Голос девушки тоже стал призрачным, тусклым, совсем другим, чем тот резковатый, злой, который час назад так поразил Марковского; кожух он снял, как всегда, неуклюже, зацепив при этом книги в изголовье топчана, и Наталя снова засмеялась, словно желала спастись смехом от неловкости всей ситуации.
После разговора у Олександры Ивановны возвращаться домой она была просто не в силах, не в силах была видеть материнское заспанное лицо, накрученные на волосы малюсенькие бигуди, следы крема на обмякших щеках. Не было сил, задыхаясь от запаха погрузившейся в сон постели, что-то говорить, отвечать на мамины вопросы. Одиночество тоже не обещало утешения, и, по правде говоря, Маркуша и был именно тем единственным человеком, которого Наталя могла слушать или просто видеть рядом с собой. Объяснить это она бы не сумела — просто так все было. Пока они шли через город, она не раздумывала, как будет выглядеть их приход в мастерскую матери, шла туда как в единственное пристанище, где могла укрыться от людей, от ночи и даже от самой себя.

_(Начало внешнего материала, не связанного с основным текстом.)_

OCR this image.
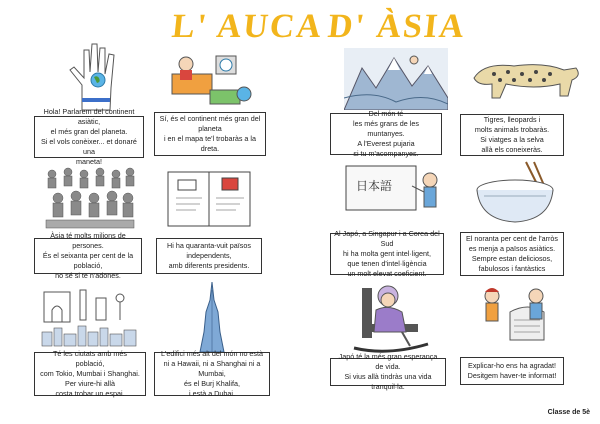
L' AUCA D' ÀSIA
Hola! Parlarem del continent asiàtic,
el més gran del planeta.
Si el vols conèixer... et donaré una
maneta!
Sí, és el continent més gran del
planeta
i en el mapa te'l trobaràs a la dreta.
Del món té
les més grans de les muntanyes.
A l'Everest pujaria
si tu m'acompanyes.
Tigres, lleopards i
molts animals trobaràs.
Si viatges a la selva
allà els coneixeràs.
日本語
Àsia té molts milions de persones.
És el seixanta per cent de la població,
no sé si te n'adones.
Hi ha quaranta-vuit països
independents,
amb diferents presidents.
Al Japó, a Singapur i a Corea del Sud
hi ha molta gent intel·ligent,
que tenen d'intel·ligència
un molt elevat coeficient.
El noranta per cent de l'arròs
es menja a països asiàtics.
Sempre estan deliciosos,
fabulosos i fantàstics
Té les ciutats amb més població,
com Tokio, Mumbai i Shanghai.
Per viure-hi allà
costa trobar un espai.
L'edifici més alt del món no està
ni a Hawaii, ni a Shanghai ni a Mumbai,
és el Burj Khalifa,
i està a Dubai.
Japó té la més gran esperança de vida.
Si vius allà tindràs una vida tranquil·la.
Explicar-ho ens ha agradat!
Desitgem haver-te informat!
Classe de 5è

Закурив сигарету, она стряхивала пепел прямо на пол небрежным быстрым жестом и таким же жестом сняла нагар со свечки, отлепила парафин, капавший от огонька вниз, и принялась мять его в пальцах. Пальцы ее казались нервными, как и ее смех.
— Выпить здесь нечего. Хозяин непьющий, — сказала она с сожалением. — Гости сюда всегда со своим забредают.
— Простите, что зашел с пустыми руками. Правда, вроде бы посчастливилось — хозяина не застал.
— А хотели бы познакомиться?
— Отчего бы и нет.
— Не посчастливилось — хозяин в отъезде, — она подняла взор на Ивана, и хотя он не мог разглядеть как следует выражение ее глаз, но почувствовал, что смотрит девушка пристально, внимательно, надеясь увидеть значительно больше, чем видела до сих пор. — Ужасно я там вела себя, правда? Да вы-то, может, и не заметили — так ухаживали за Катрусей. Славная девушка.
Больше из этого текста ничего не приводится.